Dr Nchemba made the revelation in Parliament yesterday, during the Prime Minister Question and Answer session.
He was responding to questions from Members of Parliament, Timida Fryandomo (Special Seats) and Isack Copriano (Monduli), who sought to know the government’s plans to address unemployment among graduates.
Dr Nchemba revealed that the government is finalising legislation that will formally recognise university and professional certificates as acceptable collateral for loans.
Once passed, the law is expected to unlock access to credit for thousands of young graduates who have long been shut out of the financial system due to lack of traditional assets such as land or property.
The proposal offers a breakthrough to a long-standing concern among youth and policymakers alike: how to empower educated but unemployed graduates to participate in the economy.
For years, critics argued that it was unjust for graduates, who spent heavily on tuition to earn their qualifications, to remain ineligible for loans simply because they lacked physical collateral.
Under the new framework, certificates will be treated as movable assets, enabling graduates to secure financing to invest in businesses, innovation, and other income-generating activities.
According to Dr Nchemba, the government has already set aside Sh280 billion in substantial funds to support youth economic initiatives, signalling readiness to operationalise the plan once the legal foundation is in place.
The premier noted that the initiative comes at a time when many educated young people remain unemployed, with some increasingly dependent on their families despite holding degrees.
The policy is also aligned with broader national targets to create millions of jobs in the coming years. Youth employment remains a major challenge at both global and national levels, with Tanzania recording an unemployment rate of 11.5 per cent.
While debating the estimates for the Prime Minister's Office in Parliament, Kisarawe lawmaker Selemani Jafo proposed an immediate solution to curb youth unemployment. He insisted that the government had a clear plan for Vision 2050, which outlines several priorities, including issues that are essential to addressing youth unemployment.
“It is high time the government considered employing at least 50,000 Tanzanian citizens.

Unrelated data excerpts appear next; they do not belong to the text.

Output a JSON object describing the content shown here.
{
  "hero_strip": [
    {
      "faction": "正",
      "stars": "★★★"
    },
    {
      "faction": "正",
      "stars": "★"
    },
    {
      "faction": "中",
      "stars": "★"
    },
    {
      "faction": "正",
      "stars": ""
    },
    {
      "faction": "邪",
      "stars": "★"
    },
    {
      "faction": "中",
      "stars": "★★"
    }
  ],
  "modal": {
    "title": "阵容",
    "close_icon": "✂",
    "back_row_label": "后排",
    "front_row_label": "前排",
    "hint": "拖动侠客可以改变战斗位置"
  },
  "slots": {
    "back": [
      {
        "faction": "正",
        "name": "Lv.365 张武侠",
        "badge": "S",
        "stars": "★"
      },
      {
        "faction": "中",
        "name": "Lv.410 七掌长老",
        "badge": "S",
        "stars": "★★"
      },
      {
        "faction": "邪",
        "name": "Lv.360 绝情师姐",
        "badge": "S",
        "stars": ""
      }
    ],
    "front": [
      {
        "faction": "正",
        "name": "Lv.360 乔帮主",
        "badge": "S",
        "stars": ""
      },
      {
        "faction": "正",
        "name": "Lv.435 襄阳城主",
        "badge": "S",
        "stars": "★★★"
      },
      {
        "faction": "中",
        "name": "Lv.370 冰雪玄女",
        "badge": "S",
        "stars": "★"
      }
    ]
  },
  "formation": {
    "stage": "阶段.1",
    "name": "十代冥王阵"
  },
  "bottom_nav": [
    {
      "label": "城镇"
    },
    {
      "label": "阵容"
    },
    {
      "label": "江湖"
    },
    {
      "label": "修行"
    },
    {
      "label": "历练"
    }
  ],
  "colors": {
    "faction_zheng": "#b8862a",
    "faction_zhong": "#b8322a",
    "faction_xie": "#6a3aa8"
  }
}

Diploma holders could receive monthly stipends of up to Sh500,000, while degree holders could be paid up to Sh700,000” said Mr Jafo, who doubles as the former Cabinet minister.
He suggested a three-year contract as the initial implementation plan for the part-time project.

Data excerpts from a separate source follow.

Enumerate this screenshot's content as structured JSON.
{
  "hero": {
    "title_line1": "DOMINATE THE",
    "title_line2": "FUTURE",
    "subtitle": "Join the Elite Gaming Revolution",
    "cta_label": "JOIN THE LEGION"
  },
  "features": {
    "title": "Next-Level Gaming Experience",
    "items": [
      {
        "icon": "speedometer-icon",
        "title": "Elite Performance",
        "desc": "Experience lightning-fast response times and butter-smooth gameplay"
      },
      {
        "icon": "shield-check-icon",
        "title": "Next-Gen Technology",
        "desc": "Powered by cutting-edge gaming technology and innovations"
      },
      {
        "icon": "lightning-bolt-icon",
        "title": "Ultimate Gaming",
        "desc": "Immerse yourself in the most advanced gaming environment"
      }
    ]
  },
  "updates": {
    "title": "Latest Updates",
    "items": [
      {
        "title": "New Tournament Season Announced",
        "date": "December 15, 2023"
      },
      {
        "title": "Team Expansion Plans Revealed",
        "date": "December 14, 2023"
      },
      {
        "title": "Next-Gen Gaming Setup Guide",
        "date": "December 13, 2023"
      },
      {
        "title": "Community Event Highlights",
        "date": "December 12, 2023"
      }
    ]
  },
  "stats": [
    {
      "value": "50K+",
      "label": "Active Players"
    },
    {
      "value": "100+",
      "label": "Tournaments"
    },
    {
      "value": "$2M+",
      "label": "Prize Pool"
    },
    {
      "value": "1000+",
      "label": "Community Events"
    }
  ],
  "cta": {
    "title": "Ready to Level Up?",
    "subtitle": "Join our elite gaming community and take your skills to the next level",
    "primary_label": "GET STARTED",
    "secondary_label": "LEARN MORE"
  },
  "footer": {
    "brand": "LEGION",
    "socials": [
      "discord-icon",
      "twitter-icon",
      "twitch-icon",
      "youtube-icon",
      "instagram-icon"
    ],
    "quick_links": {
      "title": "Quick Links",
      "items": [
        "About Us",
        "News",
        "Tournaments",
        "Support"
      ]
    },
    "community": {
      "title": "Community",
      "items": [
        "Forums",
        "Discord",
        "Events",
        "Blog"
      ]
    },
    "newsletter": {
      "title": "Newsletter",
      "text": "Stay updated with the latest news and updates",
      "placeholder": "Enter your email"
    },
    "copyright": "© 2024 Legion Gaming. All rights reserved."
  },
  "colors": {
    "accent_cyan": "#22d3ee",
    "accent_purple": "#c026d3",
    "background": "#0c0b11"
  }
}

In his calculations, the Kisarawe MP said the government would spend at least Sh326 billion to implement the project, which, if successfully executed, could help reduce unemployment in Tanzania.
This is despite high rates of economic growth in the past decade, averaging seven percent.
However, the rapid gains in economic growth and education have not translated into productive and decent employment significant enough to alleviate poverty.
Alongside the financial reforms, the government is tightening accountability in the public sector, announcing that promotions for civil servants will now be strictly based on performance rather than years of service.
The Prime Minister said improved monitoring and evaluation systems are being rolled out to ensure that directives issued during official visits are effectively implemented and deliver tangible results to citizens.
The government has also moved to ease pressure on families by directing local authorities to fund volunteer teachers from internal revenues, reinforcing its commitment to free basic education.
Officials acknowledged that unregulated school contributions have burdened parents and risk undermining access to education.
Together, the reforms paint a picture of a government seeking to match opportunity with merit, giving graduates the financial tools to build their futures while demanding measurable results from those entrusted with public service.
With over 900,000 young Tanzanians entering the labour market each year and only a fraction securing formal jobs, youth inclusion has become a pressing issue.
The World Bank’s country director, Mr Nathan Belete, was recently quoted as saying that by 2030, 1.6 million youth will be entering the labour market annually in Tanzania; thus, substantial and smart investment in the personal and economic vitality of this generation will be required.